Tag Archives: Writing

The 2k challenge

Fascinating, the number of formats out there.  Longshot Island does me the favor to define precise criteria:

Usually stories with more characters work better than stories with fewer characters.

Check. Lots of spiky characters, that’s the easy bit.

 We prefer shorter stories, 500 words to 2,500 in length.

Wordcount feels kind of low, even for shorts. The newbie writer goes search and finds confirmation. Cliff’s Notes provide a range of 1,000 to 20,000 words for short stories. A short short. Why not?

Except there is also this detail of a creative requirement:

We are looking for stories that surpass traditional genres. Slipstream. Steampunk. Subterranean. To name a few possibilities. We are looking for lost places. We want stories that make people laugh as well as cry. We want something different.

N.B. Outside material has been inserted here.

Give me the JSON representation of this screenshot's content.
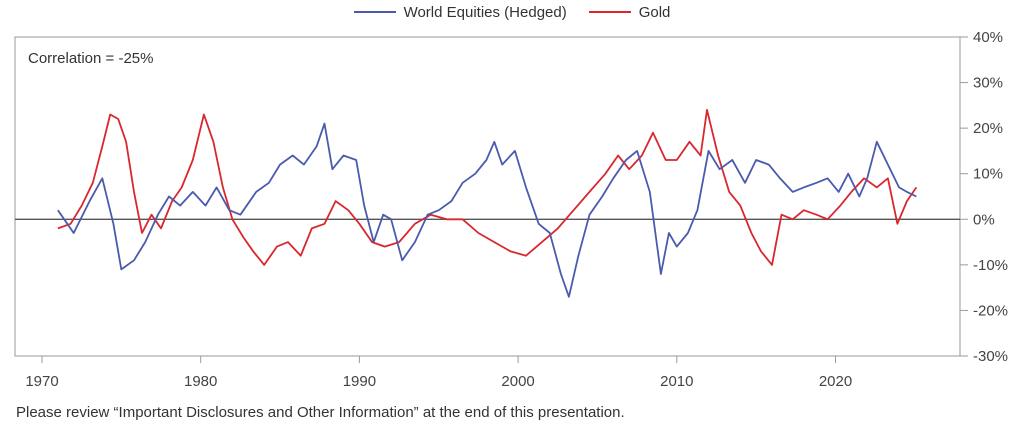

This calls for a quick check on Wikipedia.

Slipstream is a kind of fantastic or non-realistic fiction that crosses conventional genre boundaries between science fiction, fantasy, and literary fiction.

Steampunk is a subgenre of science fiction or science fantasy that incorporates technology and aesthetic designs inspired by 19th-century industrialsteam-powered machinery.

Subterranean fiction is a subgenre of adventure fiction which focuses on underground settings, sometimes at the center of the Earth or otherwise deep below the surface.

Interesting business model. Let’s try this and call it the 2k challenge.

Narrative beats

Amazing, the amount of terminology one needs to master to discuss book quality issues. Newest addition, courtesy of Ally Machate, owner of The Writer’s Ally via LinkedIn: ‘Beat’, as in narrative beats.

Repetitive beats as one major cause of boredom, makes loads of sense. Even novice me experiences occasional rewriting urges associated with a feeling of ‘We’ve been there, haven’t we?’. The plot needs to progress, or the character to reveal one more trait, stalling is no good. But where to stop the pruning and condensing?

Can’t there be some fun in discovering how a previously revealed attitude becomes manifest in a novel situation? The personality-savvy reader enjoying to be able to guess how a certain character will struggle through a particular adversity?

I do wonder and won’t ask yet. One more future question. In the meantime, lets pay attention to the beats. This weekend will see one more back to beginnings rewriting round for Think-o-mat anyway.

 

Target audience?

One more LinkedIn learning, and I once again lost track of the advice, meaning I can’t thank the author personally. Bad Troim.

Anyway, I do recall the advice: “Know your target audience. ”

Well, this is either very easy or borderline impossible.

At first glance it’s a no-brainer: I’m the target audience. I’m first and foremost entertaining myself. Know this sounds like the admission of a bad neurosis. Bad luck. I’m having fun writing stupid stories in bad English. I need to practice my third language for day job purposes, and this is even more fun than reading The Guardian and The Economist, listening to npr and watching CNN or BBC World.

The author of the advice assumes that any writer longs for as large an audience as possible. For purse and/or pride reasons. Let’s pretend for a second to be affected by this particular delusion.

If what is supposed to be my target audience shares traits with me, the following preferences prevail:

  • Escapism through entertainment: Laugh and puzzle good. Deep thoughts bad, unless they come in light doses and funny wraps.
  • Linguistic simplicity: Fine to occasionally need Google translate  and reread some sentences. ‘Occasionally’. ‘Some’.
  • Race, gender and class stereotypes as well as gross violence, especially torture, are no entertainment, they are plain yuck. 

Simple preferences.  But how to find people sharing them? This list doesn’t easily translate into conventional sociological categories. I’ll settle for knowing my audience’s preferences without having the slightest clue how to reach it.

 

Obsessed with visuals

In principle, Think-o-mat doesn’t progress too badly, on the plot and character side of issues. Chapter 6 will be available by the end of the week. But style remains a huge concern…

The third language issue is solved by having been declared a feature.

Rewriting after a gap of at least one day is both a must and fine. At least half of the first version of any scene is found guilty of verbosity and goes trash while the rest is subjected to mood stress tests and has to survive a couple of permutations. So far, so fine. Long live the memory of Saint Steve, inventor of the tablet without all this wouldn’t be possible.

What really sucks is my obsession with optical balance. No writer should worry about a single small word ending up all alone in a new line. This is irrelevant. In todays eWorld, line breaks vary according to gadgets. I know it. I tell myself to ignore optical balance. And end up spending time on dreaming up constructions that don’t sound too bad while looking more balanced. Bad Troim! Probably correlated to my Duck-on-Wall tick. Or trick.

Wonder if other writers, especially real, professional ones, experience similar kinds of bias. Don’t dare raise the question in one of the LinkedIn groups. Yet.